The enemy of individuality is groupthink, Gates says, and here he holds everyone accountable. Recently, he has enraged many of his colleagues in the African-American studies field—especially those campaigning for government reparations for slavery—by insistently reminding them, as he did in a New York Times op-ed last year, that the folks who captured and sold blacks into slavery in the first place were also Africans, working for profit. "People wanted to kill me, man," Gates says of the reaction to that op-ed. "Black people were so angry at me. But we need to get some distance from the binary opposition we were raised in: evil white people and good black people. The world just isn't like that."

Gates's critics say he's a provocateur and publicity hound, stretched too thin and puffed up by his celebrity friends. Lolita Buckner Inniss, a professor at the Cleveland-Marshall College of Law, wrote a letter to The New York Times in response to the Gates piece in which she pointed out the obvious. No matter who did the capturing, it was white people who created the market for African slaves and perpetuated the practice even after the import trade was banned. "My first thought was, he's kidding, right?" she told me. "Up until that recent piece, people would have thought of him as someone who took a cautious and nuanced approach to questions like reparations." Gates has such an eminent reputation, she said, and "so much gravitas. Many of us were troubled."

He is, unquestionably, stretched too thin. "I suffer from a certain impatience," he agrees. Despite the distraction of the "beer summit," Gates felt the burden of his 60th year bearing down on him—all that mortality, the "guillotine birthday"—and determined to make 2010 especially productive.
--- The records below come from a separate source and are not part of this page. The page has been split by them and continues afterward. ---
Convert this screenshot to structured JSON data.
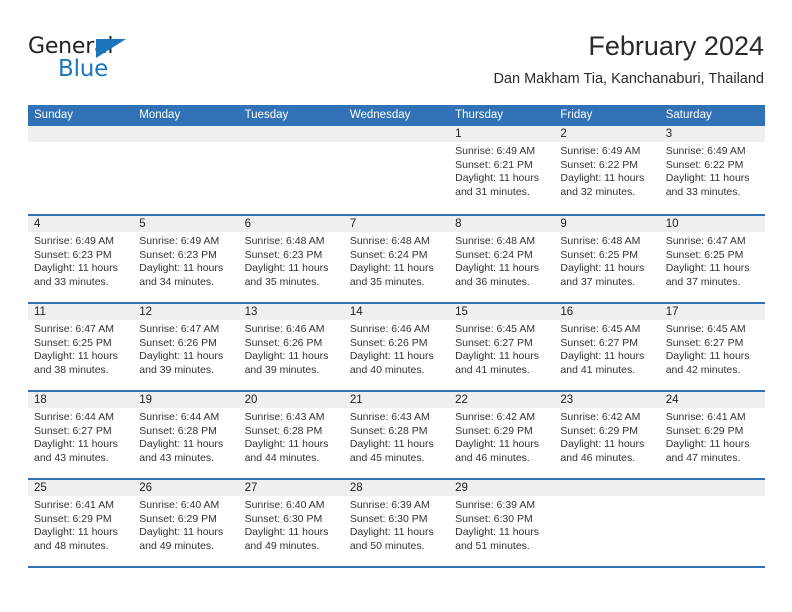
{
  "brand": {
    "word_dark": "General",
    "word_blue": "Blue",
    "triangle_icon": "brand-triangle-icon",
    "colors": {
      "blue": "#1b75bb",
      "dark": "#231f20"
    }
  },
  "header": {
    "title": "February 2024",
    "subtitle": "Dan Makham Tia, Kanchanaburi, Thailand"
  },
  "calendar": {
    "accent_color": "#3072b5",
    "day_band_color": "#efefef",
    "weekdays": [
      "Sunday",
      "Monday",
      "Tuesday",
      "Wednesday",
      "Thursday",
      "Friday",
      "Saturday"
    ],
    "weeks": [
      [
        {
          "day": "",
          "lines": []
        },
        {
          "day": "",
          "lines": []
        },
        {
          "day": "",
          "lines": []
        },
        {
          "day": "",
          "lines": []
        },
        {
          "day": "1",
          "lines": [
            "Sunrise: 6:49 AM",
            "Sunset: 6:21 PM",
            "Daylight: 11 hours",
            "and 31 minutes."
          ]
        },
        {
          "day": "2",
          "lines": [
            "Sunrise: 6:49 AM",
            "Sunset: 6:22 PM",
            "Daylight: 11 hours",
            "and 32 minutes."
          ]
        },
        {
          "day": "3",
          "lines": [
            "Sunrise: 6:49 AM",
            "Sunset: 6:22 PM",
            "Daylight: 11 hours",
            "and 33 minutes."
          ]
        }
      ],
      [
        {
          "day": "4",
          "lines": [
            "Sunrise: 6:49 AM",
            "Sunset: 6:23 PM",
            "Daylight: 11 hours",
            "and 33 minutes."
          ]
        },
        {
          "day": "5",
          "lines": [
            "Sunrise: 6:49 AM",
            "Sunset: 6:23 PM",
            "Daylight: 11 hours",
            "and 34 minutes."
          ]
        },
        {
          "day": "6",
          "lines": [
            "Sunrise: 6:48 AM",
            "Sunset: 6:23 PM",
            "Daylight: 11 hours",
            "and 35 minutes."
          ]
        },
        {
          "day": "7",
          "lines": [
            "Sunrise: 6:48 AM",
            "Sunset: 6:24 PM",
            "Daylight: 11 hours",
            "and 35 minutes."
          ]
        },
        {
          "day": "8",
          "lines": [
            "Sunrise: 6:48 AM",
            "Sunset: 6:24 PM",
            "Daylight: 11 hours",
            "and 36 minutes."
          ]
        },
        {
          "day": "9",
          "lines": [
            "Sunrise: 6:48 AM",
            "Sunset: 6:25 PM",
            "Daylight: 11 hours",
            "and 37 minutes."
          ]
        },
        {
          "day": "10",
          "lines": [
            "Sunrise: 6:47 AM",
            "Sunset: 6:25 PM",
            "Daylight: 11 hours",
            "and 37 minutes."
          ]
        }
      ],
      [
        {
          "day": "11",
          "lines": [
            "Sunrise: 6:47 AM",
            "Sunset: 6:25 PM",
            "Daylight: 11 hours",
            "and 38 minutes."
          ]
        },
        {
          "day": "12",
          "lines": [
            "Sunrise: 6:47 AM",
            "Sunset: 6:26 PM",
            "Daylight: 11 hours",
            "and 39 minutes."
          ]
        },
        {
          "day": "13",
          "lines": [
            "Sunrise: 6:46 AM",
            "Sunset: 6:26 PM",
            "Daylight: 11 hours",
            "and 39 minutes."
          ]
        },
        {
          "day": "14",
          "lines": [
            "Sunrise: 6:46 AM",
            "Sunset: 6:26 PM",
            "Daylight: 11 hours",
            "and 40 minutes."
          ]
        },
        {
          "day": "15",
          "lines": [
            "Sunrise: 6:45 AM",
            "Sunset: 6:27 PM",
            "Daylight: 11 hours",
            "and 41 minutes."
          ]
        },
        {
          "day": "16",
          "lines": [
            "Sunrise: 6:45 AM",
            "Sunset: 6:27 PM",
            "Daylight: 11 hours",
            "and 41 minutes."
          ]
        },
        {
          "day": "17",
          "lines": [
            "Sunrise: 6:45 AM",
            "Sunset: 6:27 PM",
            "Daylight: 11 hours",
            "and 42 minutes."
          ]
        }
      ],
      [
        {
          "day": "18",
          "lines": [
            "Sunrise: 6:44 AM",
            "Sunset: 6:27 PM",
            "Daylight: 11 hours",
            "and 43 minutes."
          ]
        },
        {
          "day": "19",
          "lines": [
            "Sunrise: 6:44 AM",
            "Sunset: 6:28 PM",
            "Daylight: 11 hours",
            "and 43 minutes."
          ]
        },
        {
          "day": "20",
          "lines": [
            "Sunrise: 6:43 AM",
            "Sunset: 6:28 PM",
            "Daylight: 11 hours",
            "and 44 minutes."
          ]
        },
        {
          "day": "21",
          "lines": [
            "Sunrise: 6:43 AM",
            "Sunset: 6:28 PM",
            "Daylight: 11 hours",
            "and 45 minutes."
          ]
        },
        {
          "day": "22",
          "lines": [
            "Sunrise: 6:42 AM",
            "Sunset: 6:29 PM",
            "Daylight: 11 hours",
            "and 46 minutes."
          ]
        },
        {
          "day": "23",
          "lines": [
            "Sunrise: 6:42 AM",
            "Sunset: 6:29 PM",
            "Daylight: 11 hours",
            "and 46 minutes."
          ]
        },
        {
          "day": "24",
          "lines": [
            "Sunrise: 6:41 AM",
            "Sunset: 6:29 PM",
            "Daylight: 11 hours",
            "and 47 minutes."
          ]
        }
      ],
      [
        {
          "day": "25",
          "lines": [
            "Sunrise: 6:41 AM",
            "Sunset: 6:29 PM",
            "Daylight: 11 hours",
            "and 48 minutes."
          ]
        },
        {
          "day": "26",
          "lines": [
            "Sunrise: 6:40 AM",
            "Sunset: 6:29 PM",
            "Daylight: 11 hours",
            "and 49 minutes."
          ]
        },
        {
          "day": "27",
          "lines": [
            "Sunrise: 6:40 AM",
            "Sunset: 6:30 PM",
            "Daylight: 11 hours",
            "and 49 minutes."
          ]
        },
        {
          "day": "28",
          "lines": [
            "Sunrise: 6:39 AM",
            "Sunset: 6:30 PM",
            "Daylight: 11 hours",
            "and 50 minutes."
          ]
        },
        {
          "day": "29",
          "lines": [
            "Sunrise: 6:39 AM",
            "Sunset: 6:30 PM",
            "Daylight: 11 hours",
            "and 51 minutes."
          ]
        },
        {
          "day": "",
          "lines": []
        },
        {
          "day": "",
          "lines": []
        }
      ]
    ]
  }
}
That year, he received a dozen awards and an honorary degree. He released a film, published two books, edited two more, and wrote more than a dozen articles. He taught two courses. He's in constant motion, nearly impossible to pin down. "You know the story about the hedgehog and the fox?" asks his friend Mark Whitaker, managing editor of CNN Worldwide and a former NEWSWEEK editor in chief. "Well, Skip's the fox, and I see no reason to hold that against him."

Yet, on the eve of his next triumph, there's a sadness about him. Last year his younger daughter, Liza, had a stroke at age 28. And though her recovery has been "remarkable," as Gates puts it in an email, the episode "can only be described as every person's—and every parent's—nightmare." "The depth of Liza's inner strength and courage astonished me," he writes. When I visited him at the World Bank, his close friend Peter Gomes, the chaplain of Harvard's Memorial Church, and, not incidentally, another African-American scholar with name recognition in the outside world, had recently and suddenly died. "I'm reeling from my dad's death," he told me, "and Peter's death hit me really hard. I was talking to my shrink about this. The fact that he was around—he was a virtual anchor for me. And so was my father. I didn't have to talk to them every day. They were both crucial to my sense of order and stability, and now they're both gone." Gates has a habit of stretching his bad leg in front of him when it pains him. "It's made me think about praying more. Spiritual stuff. I don't know. I'm looking for it. I can't stand to go back to Memorial Church. It makes me cry." But a car was waiting; his hosts were restless. Gates had to teach his graduate seminar the next day. He would be talking about Invisible Man.

Editor's Note: This article originally identified Liza Gates as Henry Louis Gates, Jr.'s elder daughter. She is his younger daughter.